Tips to Find On-Campus Jobs for International Students
On-campus employment is a great option for international students because most students have limited off-campus employment eligibility. On-campus opportunities allow students to expand their skill-set and build their resume. In the most recent data from Student Employment at USF, international students held 16% of USF’s on-campus student positions. This shows that international students are being hired regularly on-campus, but on-campus jobs are still competitive.
Are you looking to secure an on-campus job? Here are some tips to keep in mind:
Looking for jobs as an international student first starts with understanding your visa status and eligibility for on-campus employment. Once this is determined, you can start looking for on-campus jobs early. It is ideal to start applying for student employment jobs a month before Fall, Spring and Summer semesters begin, because this is when various departments in USF start hiring student and research assistants. Typically, these are during the months of August, December, and May.

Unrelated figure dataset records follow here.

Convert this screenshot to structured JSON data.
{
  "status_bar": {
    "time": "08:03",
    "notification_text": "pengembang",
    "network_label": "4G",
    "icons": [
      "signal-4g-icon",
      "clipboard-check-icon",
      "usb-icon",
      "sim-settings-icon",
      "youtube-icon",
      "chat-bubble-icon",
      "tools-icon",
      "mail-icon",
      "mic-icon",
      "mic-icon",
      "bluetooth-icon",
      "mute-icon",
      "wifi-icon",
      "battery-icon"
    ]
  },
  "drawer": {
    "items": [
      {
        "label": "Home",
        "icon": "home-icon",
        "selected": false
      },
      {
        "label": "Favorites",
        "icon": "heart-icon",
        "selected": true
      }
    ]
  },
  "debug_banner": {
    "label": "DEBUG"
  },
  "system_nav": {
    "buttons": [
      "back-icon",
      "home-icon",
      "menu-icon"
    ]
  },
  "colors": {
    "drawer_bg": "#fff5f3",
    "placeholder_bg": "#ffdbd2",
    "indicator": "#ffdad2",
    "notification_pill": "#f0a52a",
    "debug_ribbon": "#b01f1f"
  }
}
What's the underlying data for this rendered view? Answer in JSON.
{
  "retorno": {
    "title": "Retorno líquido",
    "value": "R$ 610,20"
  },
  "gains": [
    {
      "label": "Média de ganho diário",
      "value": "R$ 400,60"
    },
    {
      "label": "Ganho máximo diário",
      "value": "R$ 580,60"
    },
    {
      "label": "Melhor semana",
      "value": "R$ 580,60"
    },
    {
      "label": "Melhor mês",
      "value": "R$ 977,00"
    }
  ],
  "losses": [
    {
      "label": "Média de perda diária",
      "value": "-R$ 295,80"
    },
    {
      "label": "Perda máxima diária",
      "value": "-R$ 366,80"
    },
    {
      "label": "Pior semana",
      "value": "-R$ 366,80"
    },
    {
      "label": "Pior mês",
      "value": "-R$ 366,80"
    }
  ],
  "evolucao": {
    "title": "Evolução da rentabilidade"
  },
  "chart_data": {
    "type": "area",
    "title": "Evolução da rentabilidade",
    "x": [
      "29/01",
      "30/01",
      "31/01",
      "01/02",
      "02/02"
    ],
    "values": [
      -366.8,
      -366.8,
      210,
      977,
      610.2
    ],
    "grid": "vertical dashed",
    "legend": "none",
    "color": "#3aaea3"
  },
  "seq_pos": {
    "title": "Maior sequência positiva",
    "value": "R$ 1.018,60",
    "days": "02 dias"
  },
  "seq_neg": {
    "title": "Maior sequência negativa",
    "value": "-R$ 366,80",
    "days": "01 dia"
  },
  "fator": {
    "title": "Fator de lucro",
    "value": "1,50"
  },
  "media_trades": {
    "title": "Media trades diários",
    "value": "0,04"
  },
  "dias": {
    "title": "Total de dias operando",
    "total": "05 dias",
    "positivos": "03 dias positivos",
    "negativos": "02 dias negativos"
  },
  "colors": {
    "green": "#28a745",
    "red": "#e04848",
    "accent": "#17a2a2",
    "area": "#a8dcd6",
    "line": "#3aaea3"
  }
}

As with any job application, make sure to optimize your resume so that it matches the job description. Although not all jobs may demand specific skill sets, research assistant and teaching assistant jobs typically require applicants to study in certain majors or have previous relevant work experience. Visit the University’s Career Services Center website for help with writing your resume and interviewing skills (the School of Law and graduate School of Management have their own career service offices), attend campus resource fairs to find job and student organization opportunities, and keep an eye out for job postings on campus bulletin boards and social media.
Talk to your professors, advisors, and other staff members on campus to see if they know of any job openings. Networking can help you discover hidden job opportunities that may not be posted on Workday, and receive personal recommendations and referrals that you can include in your job applications, which increase your chances of being hired.
- Faculty and departments: Reach out to professors that you think work in departments relevant to your skills, interests and/or work experience and would be interested in hiring you for a future position. As with any networking endeavor, do not expect to obtain a job right away. It is important to approach faculty in an enthusiastic, professional and friendly manner and express your eagerness to learn more about their area of expertise first.
- Clubs and organizations: Being part of the executive board of a student club, chapter or organization can be a stepping stone to acquiring new skills and becoming qualified for an on-campus job. USF has many clubs to choose from, which means that you’re bound to find your crowd with similar cultural backgrounds and interests with whom you can network! Each executive board holds a variety of positions from which you can learn various skills that may have direct applications in your field of study. You can even start your own club! Learn more about student clubs and organizations here.
The more people you network with, the better your chances are of landing a job of any kind, on or off campus. Try creating a goal of making a certain number of new contacts each week. Keep in mind that it can take multiple meetings to establish a genuine connection, and develop reciprocal relationships with the people that help you out.
Federal Work-Study (FWS) is a federal aid program that provides part-time jobs for undergraduate and graduate students with financial need, allowing them to earn money to help pay education expenses. The program encourages community service work and work related to the student’s course of study. Each school has a different amount of funds available to give out for the program. However, international or foreign students generally do not qualify for FWS.
Some on-campus job postings on USF’s Workday specify “FWS preferred,” or “FWS required,” which indicates that the recruiter is looking for domestic students that have financial aid. In some cases, especially when you feel confident about being a good fit for a job skillswise and where FWS is only preferred rather than required, it doesn’t hurt to send an email to the hiring manager explaining why you’d be a strong candidate for the job despite not qualifying for FWS (and whether they’d be open to considering a non-FWS candidate). However, don’t waste time applying where FWS is mandatory or specified in the job title. This is a strong indication that the department may not be open to hiring students without FWS.
As a new student, it can be tough to secure an on-campus job, and this is an experience more common than you think. However, it is important to be determined and not feel discouraged despite being rejected. Make sure you are aware of the onboarding and SSN process in the scenario that you do land a job. Above all, keep applying on Workday – there will always be a new opportunity!